Life without a bus ride has been very challenging for Grace Kuhn. She has been taking the bus for years. She uses transit for everything from getting to work, to appointments, to meeting with friends. She’s turned to Kijiji to help fill the transportation void but unfortunately that has fallen through as well.
“I literally sit down and cried,” Kuhn said.
She can’t afford to spend $600 a month on cab fare and she doesn’t want to spend all of her savings. What really frustrated her was the response she got after she wrote an email to her city councillor.
“Saying, sorry this has happened, but here’s a couple of links, you can (go online) to get yourself a ride. You’re kidding me?” Kuhn said.
Like I said, we’re very fortunate we can afford a car. A lot of people in this city rely on transit and even with a car, we use the bus quite a bit, too, on account of shift work schedules and kid trading between houses and other needs. We need a working bus system.
It’s great news that the city has agreed to pay for 10 new buses, but they’re not additional buses, they’re replacement buses for ancient machines that keep breaking down.
A shortage of mechanics that caused a backlog of bus maintenance was the biggest factor for cancelled routes prior to unionized transit workers being locked out by the city on Sept. 20.

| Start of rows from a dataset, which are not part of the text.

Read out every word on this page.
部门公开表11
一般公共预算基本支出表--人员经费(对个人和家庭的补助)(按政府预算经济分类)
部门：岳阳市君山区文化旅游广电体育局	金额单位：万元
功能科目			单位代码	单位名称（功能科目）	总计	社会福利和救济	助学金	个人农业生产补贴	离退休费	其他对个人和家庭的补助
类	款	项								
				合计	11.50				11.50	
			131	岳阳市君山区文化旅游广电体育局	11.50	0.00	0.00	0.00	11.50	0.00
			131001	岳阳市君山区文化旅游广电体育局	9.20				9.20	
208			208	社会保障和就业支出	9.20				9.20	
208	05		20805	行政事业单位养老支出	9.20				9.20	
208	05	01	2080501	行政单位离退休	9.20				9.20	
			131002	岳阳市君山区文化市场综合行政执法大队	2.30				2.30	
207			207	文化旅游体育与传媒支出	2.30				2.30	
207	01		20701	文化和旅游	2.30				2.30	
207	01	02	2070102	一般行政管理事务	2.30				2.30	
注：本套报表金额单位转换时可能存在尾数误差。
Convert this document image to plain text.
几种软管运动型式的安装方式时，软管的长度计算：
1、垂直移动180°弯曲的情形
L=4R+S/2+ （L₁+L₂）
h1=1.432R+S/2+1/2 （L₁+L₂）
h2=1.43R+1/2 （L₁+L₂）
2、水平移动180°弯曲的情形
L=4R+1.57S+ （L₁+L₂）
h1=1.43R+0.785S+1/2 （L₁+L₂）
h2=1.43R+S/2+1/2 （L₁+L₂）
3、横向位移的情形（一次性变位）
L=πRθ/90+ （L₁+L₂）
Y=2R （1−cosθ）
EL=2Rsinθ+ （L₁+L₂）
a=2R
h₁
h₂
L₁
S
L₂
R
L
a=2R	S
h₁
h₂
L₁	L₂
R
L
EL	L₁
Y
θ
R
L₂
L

Older buses were also partially to blame for cancelled routes after the Labour Day weekend.
Some of the buses currently in the fleet are over 20-years-old and have more than 1.5 million kilometres.
That’s like 2 trips to the moon and back. Small wonder they’re falling apart…
Unrelated, but interesting for other reasons (mostly because I somehow never heard about it), apparently at the start of September, a 9 year old took a brief joyride in a bus that was left running with the door unlocked. The kid promptly drove the bus out of the garage area and onto the street. Eventually he struck another bus parked not far away and another vehicle. Due to his age, the police are unable to lay any charges on him.
No injuries were reported and damage to the buses is estimated between $1,000 and $10,000.
“This is not a case where policies need to be reviewed or practises need to be reviewed, this is a case where, from what I’ve seen, policy and procedures were very clearly violated,” said Jorgenson.
The city is in the early stages of the investigation.